Siguiendo con el tema del anterior post, en lo referente a las películas lo tengo más fácil. Gracias a la mula -y a mi adicción a la mula- tengo cientos de películas disponibles, y es más fácil elegir y descartar. El otro día me puse una película que se me pasó en su día: El dulce porvenir, de Atom Egoyan. A Egoyan le había seguido hace mucho tiempo, cuando era joven (más joven, Enrique Ortiz) y asidua a la Filmoteca.
Tampoco pude terminar de verla, no me atrapaba (la película, para quien no la haya visto, trata de las repercursiones que tiene para todo un pueblo el accidente del autobús escolar en el que mueren los niños que viven en ese pueblo). Aparte de mi problema de concentración, me resultaba demasiado fría y dura a la vez, sin resquicios. Sin embargo -y esto me hace pensar también en mi creciente gusto por lo concreto, por el detalle, más que por la historia larga- hay una escena que me pareció maravillosa. El abogado que representa a las familias, padre de una hija adolescente y conflictiva, cuenta que, cuando era pequeña, la niña estuvo a punto de morir por la picadura de una cría de araña. El abogado, su mujer y la niña estaban de vacaciones en una casa en la montaña, alejados de cualquier pueblo u hospital. Por teléfono, un médico le dice que suban los tres al coche, que el más tranquilo de los padres lleve a la niña detrás, tranquilizándola, para que su corazón no vaya a demasiada velocidad y no ayude al veneno a propagarse por el cuerpo, mientras el otro conduce. Deciden que sea el padre, más sereno porque es capaz de disimular su pánico, el que acune a la niña en el asiento trasero, mientras la madre conduce. El médico le dice también que ha de llevar preparado un cuchillo por si la garganta de la niña se hinchara tanto que dejara de respirar; le explica cómo ha de hacer para practicarle una traqueotomía. Durante el viaje, el padre mece a la niña con uno de sus brazos, mientras le canta una nana, y en la mano libre porta el cuchillo. Interiormente reza para no tener que usarlo, mientras se convence a sí mismo de que llegado el caso podrá hacerlo y no le temblará el pulso. Esa es la imagen que vemos en pantalla: un bebé que mira a su padre con ojos temerosos y llenos de amor, y a su lado una mano que sujeta un cuchillo.
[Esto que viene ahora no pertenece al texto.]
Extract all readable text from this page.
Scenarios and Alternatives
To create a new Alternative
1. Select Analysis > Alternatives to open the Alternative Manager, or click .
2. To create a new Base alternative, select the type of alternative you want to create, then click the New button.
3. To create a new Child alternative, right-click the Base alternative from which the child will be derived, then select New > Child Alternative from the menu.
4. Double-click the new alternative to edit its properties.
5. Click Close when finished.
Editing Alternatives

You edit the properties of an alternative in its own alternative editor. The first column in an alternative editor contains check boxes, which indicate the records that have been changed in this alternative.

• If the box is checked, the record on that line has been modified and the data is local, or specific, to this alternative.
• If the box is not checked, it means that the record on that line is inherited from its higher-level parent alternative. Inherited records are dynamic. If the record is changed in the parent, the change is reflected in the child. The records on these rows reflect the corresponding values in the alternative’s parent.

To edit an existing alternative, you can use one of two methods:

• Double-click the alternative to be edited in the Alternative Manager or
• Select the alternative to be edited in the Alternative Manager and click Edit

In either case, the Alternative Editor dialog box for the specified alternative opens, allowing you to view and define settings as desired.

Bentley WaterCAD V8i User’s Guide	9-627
Qué queréis, es la mejor metáfora que alguien me ha mostrado sobre la paternidad.
1 comentario:
Pero si eres una cría, Ana. Me encantó esa peli; la he visto un par de veces. Me vuelve loco ese ambiente de invierno, ese silencio espeso (manido, sí, pero es así), las miradas, la calma atroz del pueblo. Qué buena disección haces, Ana. Un abrazo.